Comunicati StampaRN4CAST

                                                            

Nella scorsa settimana si sono susseguiti una serie di rapporti sulla sanità che hanno dato vita a diverse prese di posizione. Ne è mancata una, però, prettamente infermieristica. Dopo i dati della Corte dei Conti e del Censis, sabato scorso a Genova, sono stati presentati anche i primi dati dello studio Rn4Cast svolto in Italia.

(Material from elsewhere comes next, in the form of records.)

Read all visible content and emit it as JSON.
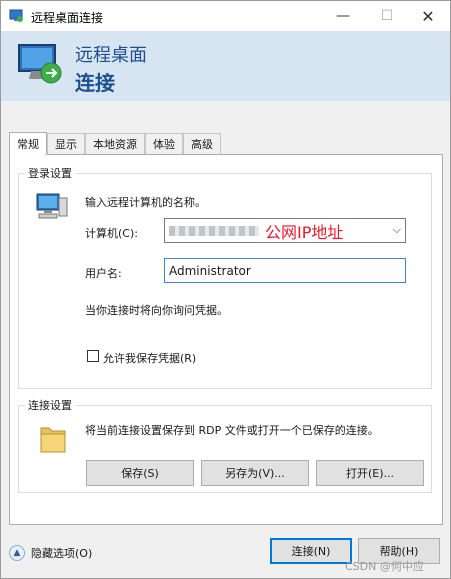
{
  "window": {
    "title": "远程桌面连接",
    "min": "—",
    "max": "☐",
    "close": "✕"
  },
  "banner": {
    "line1": "远程桌面",
    "line2": "连接"
  },
  "tabs": [
    "常规",
    "显示",
    "本地资源",
    "体验",
    "高级"
  ],
  "login": {
    "group_title": "登录设置",
    "prompt": "输入远程计算机的名称。",
    "computer_label": "计算机(C):",
    "computer_value": "公网IP地址",
    "username_label": "用户名:",
    "username_value": "Administrator",
    "note": "当你连接时将向你询问凭据。",
    "allow_save_label": "允许我保存凭据(R)",
    "allow_save_checked": false
  },
  "connection": {
    "group_title": "连接设置",
    "description": "将当前连接设置保存到 RDP 文件或打开一个已保存的连接。",
    "save": "保存(S)",
    "save_as": "另存为(V)...",
    "open": "打开(E)..."
  },
  "footer": {
    "toggle_label": "隐藏选项(O)",
    "connect": "连接(N)",
    "help": "帮助(H)",
    "watermark": "CSDN @何中应"
  },
  "colors": {
    "accent": "#0078d7",
    "banner_text": "#1e4f8f",
    "annotation_red": "#e8182c"
  }
}
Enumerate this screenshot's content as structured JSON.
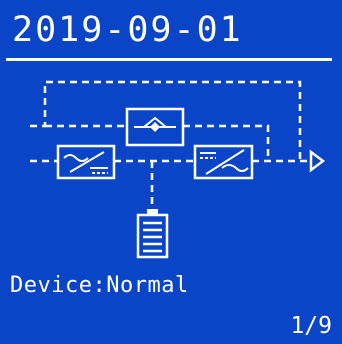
{
  "header": {
    "date": "2019-09-01"
  },
  "diagram": {
    "nodes": {
      "bypass": "bypass-icon",
      "rectifier": "rectifier-icon",
      "inverter": "inverter-icon",
      "battery": "battery-icon",
      "output": "output-arrow-icon"
    }
  },
  "status": {
    "text": "Device:Normal"
  },
  "pager": {
    "text": "1/9"
  },
  "colors": {
    "background": "#0a45c7",
    "foreground": "#ffffff"
  }
}
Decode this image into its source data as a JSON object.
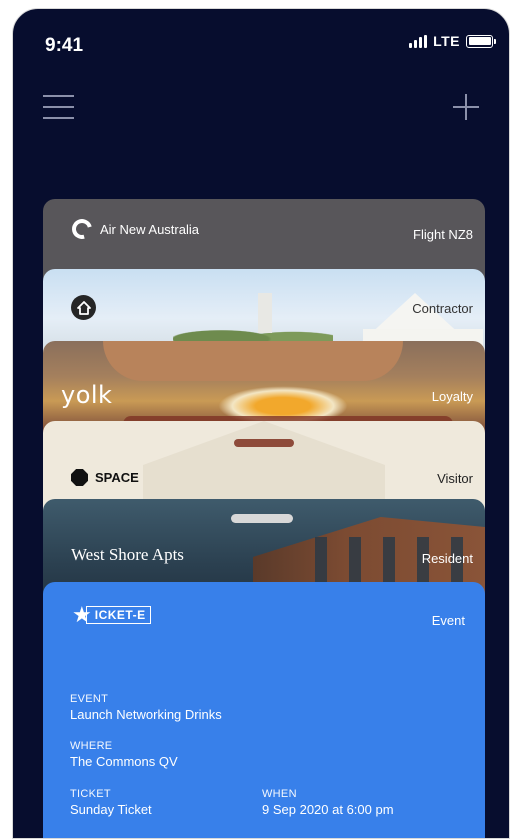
{
  "status_bar": {
    "time": "9:41",
    "network": "LTE"
  },
  "icons": {
    "menu": "hamburger-menu-icon",
    "add": "plus-icon",
    "signal": "signal-bars-icon",
    "battery": "battery-icon"
  },
  "colors": {
    "background": "#070d2e",
    "ticket_card": "#3880ea",
    "airline_card": "#58565a",
    "space_card": "#efe9dc"
  },
  "cards": [
    {
      "brand": "Air New Australia",
      "type": "Flight NZ8"
    },
    {
      "brand": "",
      "type": "Contractor"
    },
    {
      "brand": "yolk",
      "type": "Loyalty"
    },
    {
      "brand": "SPACE",
      "type": "Visitor"
    },
    {
      "brand": "West Shore Apts",
      "type": "Resident"
    },
    {
      "brand": "ICKET-E",
      "type": "Event",
      "fields": {
        "event_label": "EVENT",
        "event_value": "Launch Networking Drinks",
        "where_label": "WHERE",
        "where_value": "The Commons QV",
        "ticket_label": "TICKET",
        "ticket_value": "Sunday Ticket",
        "when_label": "WHEN",
        "when_value": "9 Sep 2020 at 6:00 pm"
      }
    }
  ]
}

I primi due rapporti hanno evidenziato come in questi anni da una parte si sia ampiamente risparmiato sul personale pubblico attraverso il taglio delle dotazioni organiche e il blocco stipendiale (Corte dei Conti http://www.quotidianosanita.it/studi-e-analisi/articolo.php?articolo_id=40493) e, dall’altra, 11 milioni di nostri cittadini hanno rinviato o rinunciato alle prestazioni sanitarie con la notizia che buona parte della popolazione ritiene che la qualità del proprio servizio sanitario regionale sia peggiorata negli ultimi due anni (Censis http://www.quotidianosanita.it/studi-e-analisi/articolo.php?articolo_id=40455).

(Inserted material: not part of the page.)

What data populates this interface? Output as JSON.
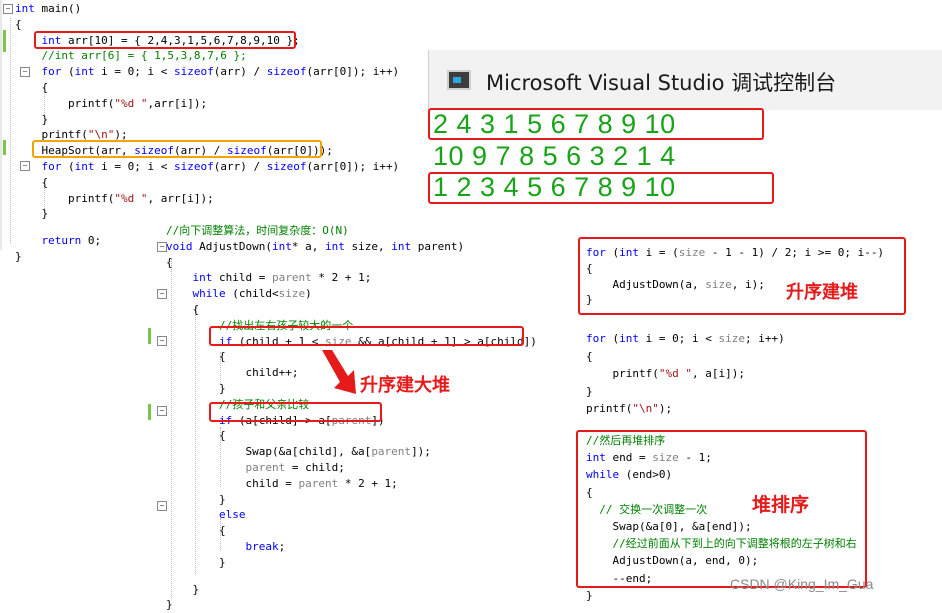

I primi dati del terzo studio sono arrivati a fine settimana in una conferenza internazionale a Genova, dove la prof.ssa Loredana Sasso ha presentato i primi risultati dello studio RN4CAST (Registered Nurse Forecasting). Uno studio già svolto in altri 14 paesi europei - oltre che in altri paesi si diversi continenti - che ci permette di analizzare l’impatto di un numero adeguato di personale infermieristico (staffing) sulla sicurezza del paziente e sulla qualità dell’assistenza con dati fondati scientificamente e con una metodologia che permette il raffronto tra i 40 ospedali delle 13 regioni italiane che hanno partecipato allo studio e gli altri paesi europei. Uno studio che in Italia mancava (Nursind nel 2013 né è stato finanziatore e promotore) e che sarà alla base delle politiche sanitarie dell’Unione europea per far fronte al crescente bisogno sanitario della popolazione, per l’enorme impatto che l’ambito sanitario ha nel mondo del lavoro e per il valore strategico che la salute dei cittadini europei ha in termini di politiche generali (immigrazione, scambi commerciali, lavoro, difesa militare, …).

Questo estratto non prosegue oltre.